The increase in the fleet average new car CO2 figure follows 19 years of reductions thanks to massive investment in new, advanced engine, fuel and battery technology, as well as the use of lightweight materials such as aluminium and composites. These ongoing improvements mean average CO2 is still a third (-33.1%) lower than in 2000. The light commercial vehicle sector, 96% of which is powered by diesel, has also shown impressive progress – with new vans last year reducing CO2 by -4.8% – to a new low of 165.4g/km.

The report highlights the importance of internal combustion engines in the UK’s journey to a low carbon future, with 99.5% of the UK’s 2.5 million strong new car market still powered, wholly or in part, by petrol or diesel.

Alongside advances in petrol and diesel vehicle technology, which deliver lower CO2, vastly reduced NOx and almost zero particulates, industry is investing heavily in alternative technologies. More than a fifth of new car models now available are zero emission capable, yet they make up just 5% of sales.

For pure battery-powered vehicles, take up is even lower (0.5%). Incentives have been scaled back and new tax measures imposed on hybrid and plug-in hybrid cars are undermining consumer and industry ambition for these technologies, the SMMT says. Given hybrid vehicles outsell battery electric vehicles by a factor of 2.5 to 1, they will be an important part of the transition to the zero emission roads of the future, the SMMT notes.
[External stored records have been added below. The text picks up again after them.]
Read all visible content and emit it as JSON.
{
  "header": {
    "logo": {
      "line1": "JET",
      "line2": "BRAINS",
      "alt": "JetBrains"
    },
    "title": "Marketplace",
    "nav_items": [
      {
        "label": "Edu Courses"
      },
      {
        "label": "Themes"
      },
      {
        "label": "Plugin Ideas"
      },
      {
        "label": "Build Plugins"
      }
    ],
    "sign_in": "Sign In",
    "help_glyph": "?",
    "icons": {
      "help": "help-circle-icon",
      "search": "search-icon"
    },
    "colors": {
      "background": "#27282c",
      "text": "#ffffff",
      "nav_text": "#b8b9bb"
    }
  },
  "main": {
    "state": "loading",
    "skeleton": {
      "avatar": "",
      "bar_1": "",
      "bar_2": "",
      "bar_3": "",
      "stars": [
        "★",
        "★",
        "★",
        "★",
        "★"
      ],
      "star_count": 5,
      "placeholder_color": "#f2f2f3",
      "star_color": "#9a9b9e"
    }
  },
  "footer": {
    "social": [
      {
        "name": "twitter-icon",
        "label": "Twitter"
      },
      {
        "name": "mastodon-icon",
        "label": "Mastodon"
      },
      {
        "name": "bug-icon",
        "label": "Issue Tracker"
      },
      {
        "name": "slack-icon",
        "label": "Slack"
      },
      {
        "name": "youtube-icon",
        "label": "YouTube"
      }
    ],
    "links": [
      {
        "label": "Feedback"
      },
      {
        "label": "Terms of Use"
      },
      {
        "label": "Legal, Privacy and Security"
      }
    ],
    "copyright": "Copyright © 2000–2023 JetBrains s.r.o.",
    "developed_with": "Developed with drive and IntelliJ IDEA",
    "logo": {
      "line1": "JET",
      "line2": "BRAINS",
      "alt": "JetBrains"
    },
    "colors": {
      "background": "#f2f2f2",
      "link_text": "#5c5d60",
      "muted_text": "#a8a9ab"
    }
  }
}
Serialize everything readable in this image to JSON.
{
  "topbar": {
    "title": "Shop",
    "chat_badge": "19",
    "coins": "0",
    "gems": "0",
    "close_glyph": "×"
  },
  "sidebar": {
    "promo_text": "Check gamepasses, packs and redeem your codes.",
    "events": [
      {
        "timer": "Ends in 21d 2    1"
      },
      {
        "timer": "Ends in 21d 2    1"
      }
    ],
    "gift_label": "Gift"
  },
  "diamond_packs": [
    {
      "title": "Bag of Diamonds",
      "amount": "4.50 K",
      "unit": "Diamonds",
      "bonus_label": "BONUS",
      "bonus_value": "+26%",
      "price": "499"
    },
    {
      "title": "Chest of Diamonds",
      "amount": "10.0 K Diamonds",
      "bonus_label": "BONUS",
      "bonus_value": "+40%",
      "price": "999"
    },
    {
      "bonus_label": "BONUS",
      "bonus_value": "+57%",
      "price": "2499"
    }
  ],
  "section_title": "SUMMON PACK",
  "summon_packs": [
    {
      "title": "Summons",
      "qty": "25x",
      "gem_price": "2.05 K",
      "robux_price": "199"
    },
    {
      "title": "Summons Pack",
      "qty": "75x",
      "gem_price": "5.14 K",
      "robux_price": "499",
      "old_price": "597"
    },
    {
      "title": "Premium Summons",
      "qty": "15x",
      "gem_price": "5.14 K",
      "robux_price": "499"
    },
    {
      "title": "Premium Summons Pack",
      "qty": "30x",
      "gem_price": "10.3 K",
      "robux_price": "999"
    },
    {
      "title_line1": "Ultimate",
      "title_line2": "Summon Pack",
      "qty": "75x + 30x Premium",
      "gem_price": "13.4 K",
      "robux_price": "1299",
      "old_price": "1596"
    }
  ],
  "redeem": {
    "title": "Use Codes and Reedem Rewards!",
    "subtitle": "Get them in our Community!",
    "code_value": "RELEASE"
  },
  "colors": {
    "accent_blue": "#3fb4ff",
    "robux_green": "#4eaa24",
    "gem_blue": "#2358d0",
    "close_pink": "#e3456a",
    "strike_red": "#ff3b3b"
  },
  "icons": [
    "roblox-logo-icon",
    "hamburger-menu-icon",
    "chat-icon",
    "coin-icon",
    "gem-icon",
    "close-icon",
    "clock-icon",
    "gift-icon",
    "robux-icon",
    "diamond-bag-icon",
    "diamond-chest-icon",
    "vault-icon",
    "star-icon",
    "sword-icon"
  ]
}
 Mike Hawes, SMMT Chief Executive, said: “The industry shares government’s vision of a low carbon future and is investing to get us there – but we can’t do it overnight; nor can we do it alone. The anti-diesel agenda has set back progress on climate change, while electric vehicle demand remains disappointingly low amid consumer concerns around charging infrastructure availability and affordability. To accelerate fleet renewal, motorists must have the confidence to invest in the cleanest cars for their needs – however they are powered. A consistent approach to incentives and tax, and greater investment in charging infrastructure will be critical. Now, more than ever, we need a strategy that allows manufacturers time to invest, innovate and sell competitively, and which gives consumers every incentive to adapt.”